Paul Unwin in conversation.
After the success of Casualty and Holby City, I wondered whether I could come up with another drama set in the world of medicine. It was always there in the back of my mind. Then I began to get interested in sexuality generally and more specifically the relationships between men and women before the arrival of the Pill, before abortion was legalised and when it was illegal to be gay. It struck me as a VERY different world from ours, although in many ways it feels quite recent, not least because so many people around us today lived through that era. A world with very different rules is fascinating as a writer to explore.
Attitudes we dramatise in Breathless will, I think, surprise and shock viewers.
I was determined to create an involving, character-driven series making use of multi-strand storylines that evolved over six or more episodes. I think TV is changing; people watch drama rather like they read novels; they want to consume big stories. So I pulled together the three key elements of medicine, sexuality and strong characters and set the drama in early 1960’s Britain. The result is Breathless.
I therefore set out with Peter Grimsdale – who co-created these characters with me – to give them all very complicated lives involving increasingly tangled lies. It is this that makes Breathless so interesting, I believe. While I won’t say what they get up to – you have to watch all six parts to see how the series ties together – all of our characters are either party to a lie, or trying to carry one off themselves. No one is quite what they seem.
We had a lot of fun with this. By creating a world of “secrets and lies”, I think Breathless reflects something about the way Britain was and possibly still is. If I understand anything about the early sixties it is that it was harder to express and act on desire, and marriage was a formidable objective and institution. Of course sex happened but it was very risky for women. On another level, it was a world that was more formal and conscious of keeping up appearances, which meant that people had to keep the improper hidden or covered up. So, mental health – dementia – was far less discussed; sex education was lacking; an unwanted pregnancy meant marriage or adoption…
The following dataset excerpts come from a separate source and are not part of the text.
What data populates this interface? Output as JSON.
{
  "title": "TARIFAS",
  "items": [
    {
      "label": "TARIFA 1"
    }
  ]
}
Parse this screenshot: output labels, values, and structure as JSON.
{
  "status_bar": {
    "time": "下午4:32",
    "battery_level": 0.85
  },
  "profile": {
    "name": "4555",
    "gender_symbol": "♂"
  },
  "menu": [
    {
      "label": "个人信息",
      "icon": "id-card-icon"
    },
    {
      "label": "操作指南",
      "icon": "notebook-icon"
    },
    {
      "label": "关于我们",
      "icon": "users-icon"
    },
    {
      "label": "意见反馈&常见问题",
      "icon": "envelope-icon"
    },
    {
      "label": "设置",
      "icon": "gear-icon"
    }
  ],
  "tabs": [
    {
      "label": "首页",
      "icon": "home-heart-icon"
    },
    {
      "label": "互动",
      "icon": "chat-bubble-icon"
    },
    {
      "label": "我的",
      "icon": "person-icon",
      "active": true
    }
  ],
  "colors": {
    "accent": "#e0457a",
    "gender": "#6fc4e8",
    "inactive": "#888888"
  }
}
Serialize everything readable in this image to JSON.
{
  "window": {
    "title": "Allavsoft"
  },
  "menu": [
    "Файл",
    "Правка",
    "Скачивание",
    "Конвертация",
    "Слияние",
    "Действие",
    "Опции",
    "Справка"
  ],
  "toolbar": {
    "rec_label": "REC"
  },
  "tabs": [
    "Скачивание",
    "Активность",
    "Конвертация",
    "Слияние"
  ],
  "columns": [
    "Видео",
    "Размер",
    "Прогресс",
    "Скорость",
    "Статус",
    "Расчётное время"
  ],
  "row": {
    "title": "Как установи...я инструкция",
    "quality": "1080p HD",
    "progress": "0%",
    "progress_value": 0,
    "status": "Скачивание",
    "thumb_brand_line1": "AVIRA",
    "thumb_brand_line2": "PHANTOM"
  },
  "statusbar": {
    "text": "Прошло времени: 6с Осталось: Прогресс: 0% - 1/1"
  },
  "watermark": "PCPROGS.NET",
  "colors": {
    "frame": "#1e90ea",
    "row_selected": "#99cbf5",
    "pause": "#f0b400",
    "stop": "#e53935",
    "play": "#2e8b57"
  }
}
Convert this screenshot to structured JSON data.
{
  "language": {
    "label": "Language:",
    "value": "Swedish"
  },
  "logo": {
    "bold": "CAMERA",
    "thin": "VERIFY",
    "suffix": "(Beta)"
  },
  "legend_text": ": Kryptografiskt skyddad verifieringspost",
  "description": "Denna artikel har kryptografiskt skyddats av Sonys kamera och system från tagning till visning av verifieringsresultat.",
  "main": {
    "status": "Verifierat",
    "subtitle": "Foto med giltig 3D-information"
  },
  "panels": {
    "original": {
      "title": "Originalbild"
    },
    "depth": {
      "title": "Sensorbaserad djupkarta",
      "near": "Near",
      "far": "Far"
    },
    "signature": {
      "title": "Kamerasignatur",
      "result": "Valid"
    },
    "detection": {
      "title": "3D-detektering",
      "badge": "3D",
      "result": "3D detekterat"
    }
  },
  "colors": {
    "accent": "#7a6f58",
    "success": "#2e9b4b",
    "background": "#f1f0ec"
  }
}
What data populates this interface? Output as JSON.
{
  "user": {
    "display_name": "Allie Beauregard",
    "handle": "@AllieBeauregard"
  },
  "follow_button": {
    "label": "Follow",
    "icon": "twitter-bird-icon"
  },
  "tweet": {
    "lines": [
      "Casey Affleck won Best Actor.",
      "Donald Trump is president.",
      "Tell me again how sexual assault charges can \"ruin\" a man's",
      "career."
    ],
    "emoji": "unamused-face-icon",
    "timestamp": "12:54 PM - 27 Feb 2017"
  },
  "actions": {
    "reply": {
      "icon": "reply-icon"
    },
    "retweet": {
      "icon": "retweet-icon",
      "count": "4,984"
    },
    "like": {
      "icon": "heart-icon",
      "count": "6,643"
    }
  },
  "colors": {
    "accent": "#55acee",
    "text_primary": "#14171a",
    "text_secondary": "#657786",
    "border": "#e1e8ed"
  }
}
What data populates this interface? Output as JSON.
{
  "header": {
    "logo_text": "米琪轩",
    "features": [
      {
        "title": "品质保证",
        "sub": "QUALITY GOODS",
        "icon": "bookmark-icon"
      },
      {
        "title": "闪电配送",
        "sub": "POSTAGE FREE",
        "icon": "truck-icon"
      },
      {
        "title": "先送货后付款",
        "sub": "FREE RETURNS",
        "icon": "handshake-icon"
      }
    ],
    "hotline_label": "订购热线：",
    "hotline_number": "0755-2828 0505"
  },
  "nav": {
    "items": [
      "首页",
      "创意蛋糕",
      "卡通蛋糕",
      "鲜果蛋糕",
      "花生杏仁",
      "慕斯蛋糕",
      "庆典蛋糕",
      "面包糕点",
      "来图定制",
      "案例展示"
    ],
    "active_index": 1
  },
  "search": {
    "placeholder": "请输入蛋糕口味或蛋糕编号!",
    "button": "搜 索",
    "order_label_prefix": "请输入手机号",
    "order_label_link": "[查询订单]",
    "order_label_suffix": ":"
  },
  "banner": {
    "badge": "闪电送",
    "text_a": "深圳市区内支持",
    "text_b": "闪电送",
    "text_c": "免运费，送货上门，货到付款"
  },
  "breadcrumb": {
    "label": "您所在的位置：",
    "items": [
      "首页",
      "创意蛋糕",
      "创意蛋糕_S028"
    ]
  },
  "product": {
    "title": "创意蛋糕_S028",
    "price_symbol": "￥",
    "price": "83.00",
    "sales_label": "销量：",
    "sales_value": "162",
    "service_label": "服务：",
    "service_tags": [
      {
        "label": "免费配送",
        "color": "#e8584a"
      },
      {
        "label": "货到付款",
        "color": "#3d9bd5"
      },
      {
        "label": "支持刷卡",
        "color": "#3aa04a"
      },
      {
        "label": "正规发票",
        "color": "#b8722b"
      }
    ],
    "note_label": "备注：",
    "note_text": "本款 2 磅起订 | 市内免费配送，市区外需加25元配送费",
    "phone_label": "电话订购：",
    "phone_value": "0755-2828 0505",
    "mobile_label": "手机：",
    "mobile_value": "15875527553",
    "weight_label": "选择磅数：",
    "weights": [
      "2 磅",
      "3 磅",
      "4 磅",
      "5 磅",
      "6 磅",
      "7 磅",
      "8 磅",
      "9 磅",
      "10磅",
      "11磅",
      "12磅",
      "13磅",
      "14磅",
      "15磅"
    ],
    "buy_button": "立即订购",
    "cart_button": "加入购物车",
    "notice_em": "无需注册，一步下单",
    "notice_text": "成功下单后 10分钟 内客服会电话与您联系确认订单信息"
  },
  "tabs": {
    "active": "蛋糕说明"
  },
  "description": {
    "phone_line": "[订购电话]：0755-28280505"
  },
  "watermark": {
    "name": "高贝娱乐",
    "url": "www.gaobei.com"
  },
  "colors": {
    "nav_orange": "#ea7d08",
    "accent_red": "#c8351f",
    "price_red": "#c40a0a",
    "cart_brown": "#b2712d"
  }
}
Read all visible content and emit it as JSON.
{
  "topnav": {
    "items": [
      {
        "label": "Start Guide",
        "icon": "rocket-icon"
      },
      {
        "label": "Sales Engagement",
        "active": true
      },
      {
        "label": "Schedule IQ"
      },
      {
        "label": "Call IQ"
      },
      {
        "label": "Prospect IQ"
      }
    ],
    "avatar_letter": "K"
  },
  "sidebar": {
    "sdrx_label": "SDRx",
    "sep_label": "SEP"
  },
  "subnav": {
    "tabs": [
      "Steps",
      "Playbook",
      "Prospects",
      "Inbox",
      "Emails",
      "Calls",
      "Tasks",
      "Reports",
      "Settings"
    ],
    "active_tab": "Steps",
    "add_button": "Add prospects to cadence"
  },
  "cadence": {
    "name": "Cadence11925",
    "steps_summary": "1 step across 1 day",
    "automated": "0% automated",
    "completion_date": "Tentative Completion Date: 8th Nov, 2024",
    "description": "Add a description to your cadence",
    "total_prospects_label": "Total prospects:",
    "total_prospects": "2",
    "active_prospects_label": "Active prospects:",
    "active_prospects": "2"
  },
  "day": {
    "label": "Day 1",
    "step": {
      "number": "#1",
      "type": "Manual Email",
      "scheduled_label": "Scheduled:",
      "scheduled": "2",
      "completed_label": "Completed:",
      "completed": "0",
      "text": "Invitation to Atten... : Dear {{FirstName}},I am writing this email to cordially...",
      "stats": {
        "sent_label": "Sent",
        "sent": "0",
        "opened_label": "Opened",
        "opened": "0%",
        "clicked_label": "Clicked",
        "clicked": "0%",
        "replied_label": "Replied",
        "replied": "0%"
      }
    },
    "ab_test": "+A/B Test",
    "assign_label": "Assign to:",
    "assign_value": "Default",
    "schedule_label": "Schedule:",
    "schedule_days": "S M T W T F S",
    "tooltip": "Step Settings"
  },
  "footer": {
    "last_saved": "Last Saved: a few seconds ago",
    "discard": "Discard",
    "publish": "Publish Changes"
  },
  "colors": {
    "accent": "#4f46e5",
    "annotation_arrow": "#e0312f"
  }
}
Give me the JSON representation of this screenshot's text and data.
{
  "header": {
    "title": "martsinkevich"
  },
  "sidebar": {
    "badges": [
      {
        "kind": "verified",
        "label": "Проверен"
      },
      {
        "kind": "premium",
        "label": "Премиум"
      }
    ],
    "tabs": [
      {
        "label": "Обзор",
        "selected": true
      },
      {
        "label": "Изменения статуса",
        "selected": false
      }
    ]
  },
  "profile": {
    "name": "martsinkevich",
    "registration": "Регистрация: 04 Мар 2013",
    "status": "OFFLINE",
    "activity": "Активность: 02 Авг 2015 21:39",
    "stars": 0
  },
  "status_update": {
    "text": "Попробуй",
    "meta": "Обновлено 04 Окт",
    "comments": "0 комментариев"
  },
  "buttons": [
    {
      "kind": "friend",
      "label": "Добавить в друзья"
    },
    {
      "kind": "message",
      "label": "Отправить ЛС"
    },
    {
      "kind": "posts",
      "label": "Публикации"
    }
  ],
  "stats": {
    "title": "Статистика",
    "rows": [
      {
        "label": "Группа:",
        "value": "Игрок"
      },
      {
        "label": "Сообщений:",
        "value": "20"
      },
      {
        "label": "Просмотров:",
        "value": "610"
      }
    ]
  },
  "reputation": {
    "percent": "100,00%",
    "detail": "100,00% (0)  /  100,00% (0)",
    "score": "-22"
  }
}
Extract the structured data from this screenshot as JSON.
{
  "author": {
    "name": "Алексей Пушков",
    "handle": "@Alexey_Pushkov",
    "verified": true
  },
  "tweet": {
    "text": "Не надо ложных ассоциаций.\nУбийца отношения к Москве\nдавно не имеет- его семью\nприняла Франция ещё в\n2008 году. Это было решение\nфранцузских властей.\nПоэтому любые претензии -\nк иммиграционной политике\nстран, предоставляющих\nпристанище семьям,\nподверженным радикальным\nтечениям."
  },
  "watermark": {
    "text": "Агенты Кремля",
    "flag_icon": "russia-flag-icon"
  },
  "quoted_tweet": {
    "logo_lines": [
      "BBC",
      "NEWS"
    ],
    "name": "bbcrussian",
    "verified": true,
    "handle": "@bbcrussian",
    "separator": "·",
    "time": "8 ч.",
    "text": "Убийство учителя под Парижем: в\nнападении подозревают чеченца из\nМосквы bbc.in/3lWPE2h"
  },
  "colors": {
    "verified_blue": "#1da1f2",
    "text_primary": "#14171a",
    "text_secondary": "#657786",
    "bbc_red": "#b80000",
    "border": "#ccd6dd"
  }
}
These are big character drivers. Otto Powell, Jack Davenport’s character, is a superb surgeon but he is risking imprisonment by offering abortions to women who get into ‘trouble’. A complicated man, he is seemingly totally in control but also driven by a sense of life passing him by. Passionate, restrained, a ‘God’ in the hospital, he is above all a man living a lie, hiding a devastating secret from his past which could shatter the careful illusion he has created.
Otto’s oldest friend and closest colleague, Dr Charlie Enderbury (Shaun Dingwall), knows Otto’s secret. Indeed, he is part of it. However, being party to this knowledge has become increasingly toxic and his growing anxiety is eating into his professional and personal confidence. The effect this has on his marriage to Lily (Joanna Page) is slow to emerge and both touching and sad.
Keeping the secret makes Otto’s wife Elizabeth (Natasha Little) – the most sophisticated character – very vulnerable, particularly when someone from the past reappears – Iain Glen’s Chief Inspector Mulligan. Throughout, I have tried to create characters that have depth but also surprise. The bad are vulnerable, the good are not always good, plans don’t work out, lies are unsustainable.
Also there is nothing ‘eccentric’ or ‘arty’ about Breathless. It involves a group of strong and varied characters living at a different time but each with a clear sense of direction and desire. Their stories weave in and around each other. Sometimes the drama is close to a thriller, at others – I hope – it is funny. It hits emotions firmly and takes the audience on a real journey. ITV have been incredibly supportive. As soon as they read the first script, they rushed Breathless into production and whilst it was a tall order story-lining the whole thing, writing five of the six episodes and directing the first two, ITV have been a thrill to work with.